Microsoft Announces OOXML-UOF Project with China
Andy Updegrove writes "Today, Microsoft announced its own interoperability project to bridge the gap between China's domestically developed Uniform Office Format (UOF) and Microsoft's OOXML. In the continuing tit for tat battle between ODF and OOXML, this announcement tracks the intent of an already-existing 'harmonization' committee, hosted by OASIS, that is exploring interoperability options between ODF and UOF. Like the OOXML-ODF translator project announced by Microsoft last year, the new effort will be an open source project hosted by SourceForge. The announcement is, in one sense, no surprise. Microsoft has been waging a nation-by-nation battle for the hearts and minds of ISO/IEC JTC1 National Bodies, in an effort to win adoption of OOXML (now Ecma 376) as a global standard with equal status to ODF (now ISO 26300). In order to do so, it needs to offset the argument that one document format standard is not only enough, but preferable. With UOF representing a third entrant in the format race, easy translation of documents would obviously be key to lessen the burden on customers of products based upon one format or the other."
Microsoft: "You want to go together on a new 'standard'?"
China: "Sure, whatever."
Microsoft: "What's wrong?"
China: "Can we still pirate software?"
Microsoft: "Sure, whatever."
"Please, shut up. Just when I think you can't say anything more stupid, you speak again." -Archie Bunker.
One Standard Per Child? ... let's start a organization to develop a lot of them.
Open Standards are great!
Because for the average user, Microsoft products (at least Office) do the job required, and do it fairly well, and no one is providing anything that, despite file format incompatibility, provides a compelling reason to change aside from "we're a bit cheaper". Without that, no one is going to get up in arms.
If someone comes up with a way to fill the role of the word processor or spreadsheet in a way stunningly better than Microsoft has, then substantial numbers of people will start chafing at vendor lock-in. As long as most competitors are just making "me too, and you can run me on more OS's" products, they'll have a niche, but not a big push for change.

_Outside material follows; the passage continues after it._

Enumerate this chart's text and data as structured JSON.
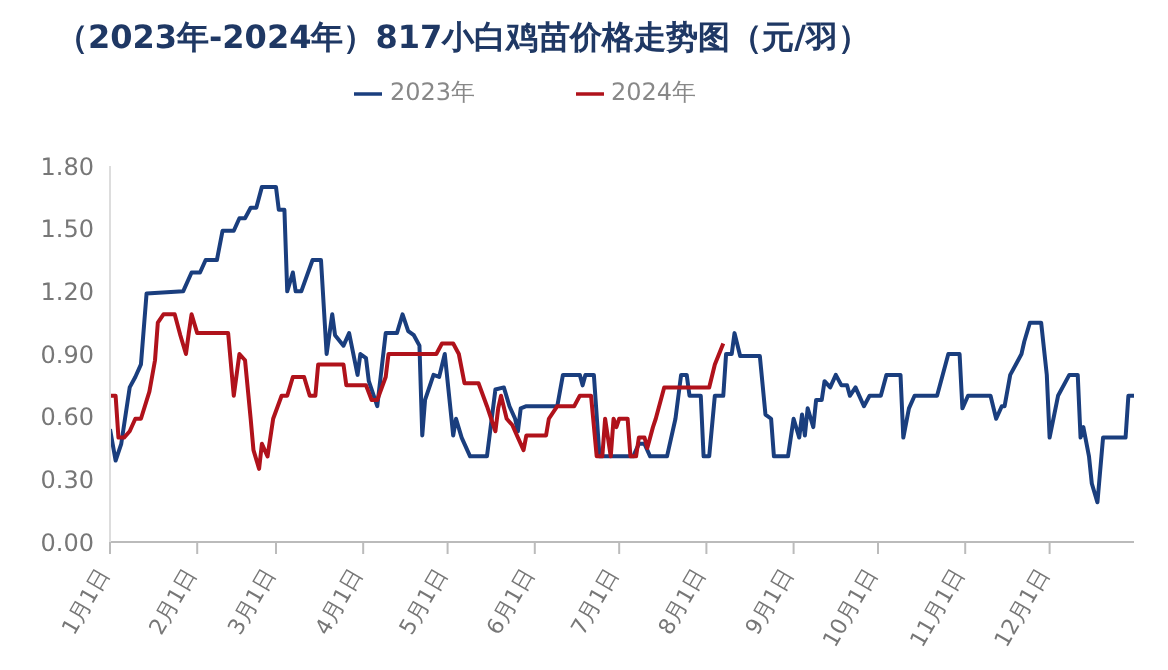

Their, their ... its not worth getting you're self upset about it. Its the tone of you're comment that infers there doing it on purpose.
I don't know why these people take so long to make their standards (or "standards") into one unified format. I did it in 2 minutes. Here it is:
<?xml version="1.0" encoding="UTF-8"?>
<gandunifieddocumentformat xmlns="...">
<ODF>
<!-- ODF stuff -->
</ODF>
<OOXML>
<!-- OOXML stuff -->
</OOXML>
<UOF>
<!-- UOF stuff -->
</UOF>
</gandunifieddocumentformat>
DONE!!!
There probably should be a 'Get OpenOffice' campaign just like the 'Get Firefox' campaign when Firefox 1.0 was released.